Providing the news from a different front but from a war that we must win as well! I recognize the poverty and desperate conditions that many Latinos live in. We, as the USA, have a responsibility to do as much as we can to reach out to aid and assist spiritually with the Gospel and naturally with training, technology and resources. But poverty gives no one the right to break the laws of another sovereign nation.

Saturday, January 20, 2007

Law would make Minutemen guilty of 'domestic terrorism'

'Patrolling to detect alleged illegal activity' while carrying any weapon would be felony

Posted: January 20, 2007 1:00 a.m. Eastern
By Jay Baggett

© 2007 WorldNetDaily.com

An Arizona lawmaker has introduced a bill to revise the state's statutes on organized crime and fraud by defining "domestic terrorism" in such a way that members of the Minuteman Project or other border-patrol groups could be prosecuted and forced to serve a minimum six-month jail term.

Rep. Kyrsten Sinema, D-Phoenix, introduced HB 2286 in the Arizona House on Thursday.

Sinema, formerly of the Green Party, had earlier submitted a bill asking the legislature to make changes to a law used to prosecute customers of immigrant smugglers as conspirators under Arizona's human trafficking law.

"None of us every dreamed it would be used in a co-conspirator fashion," Sinema said.

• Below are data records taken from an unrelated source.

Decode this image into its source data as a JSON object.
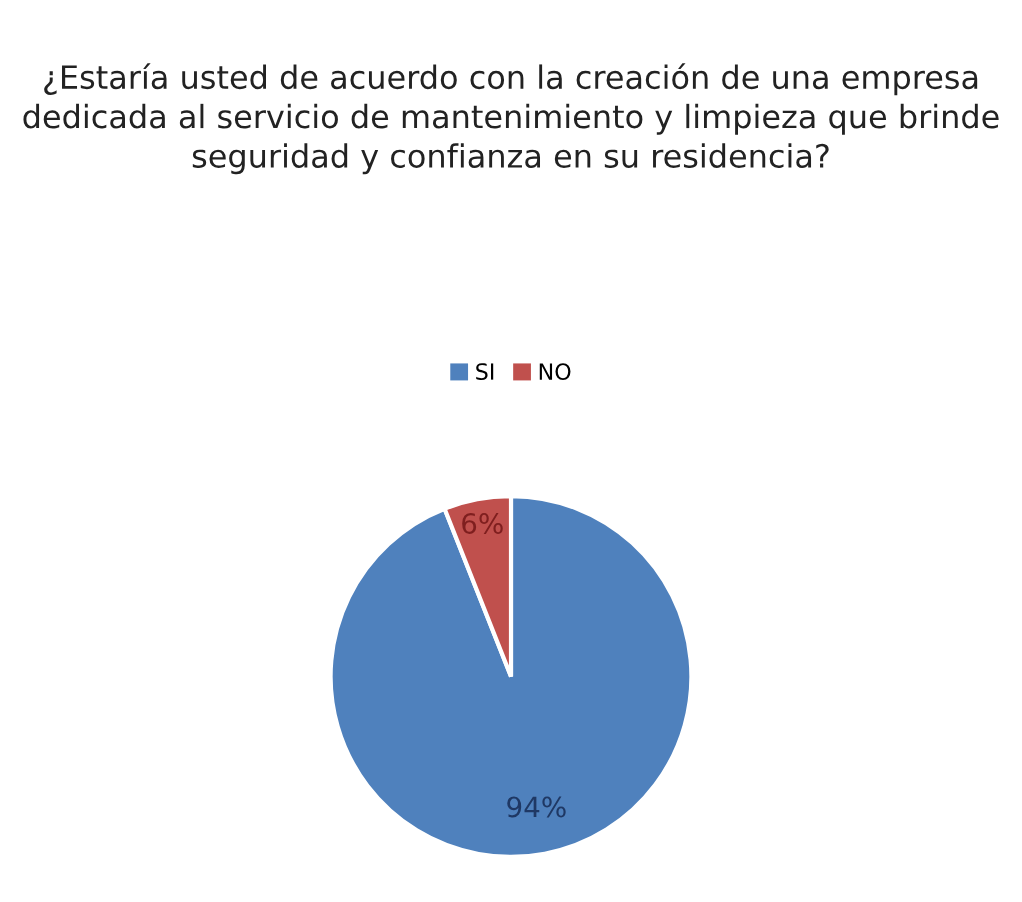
{
  "chart_data": {
    "type": "pie",
    "title": "¿Estaría usted de acuerdo con la creación de una empresa dedicada al servicio de mantenimiento y limpieza que brinde seguridad y confianza en su residencia?",
    "categories": [
      "SI",
      "NO"
    ],
    "values": [
      94,
      6
    ],
    "colors": [
      "#4f81bd",
      "#c0504d"
    ],
    "value_labels": [
      "94%",
      "6%"
    ],
    "legend": "top"
  }
}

As WND reported, it was federal inaction that motivated Arizona lawmakers to approve the new law creating the crime of smuggling in 2005. Maricopa County District Attorney Andrew Thomas announced he would interpret the law to mean illegals caught with a smuggler could be prosecuted as co-conspirators if they paid a coyote to transport them across the border.

"If the customer pays a dope peddler money, he's violated the law," said Sheriff Joe Arpaio, who compares the relationship between coyotes and illegals to drug dealers and their customers. "(Here), they're paying for transport."

That law was upheld last year by a county judge after defense attorneys questioned its constitutionality. Last month, the same judge who upheld the law also overturned the first jury conviction of an illegal immigrant charged as a conspirator under the law, Associated Press reported.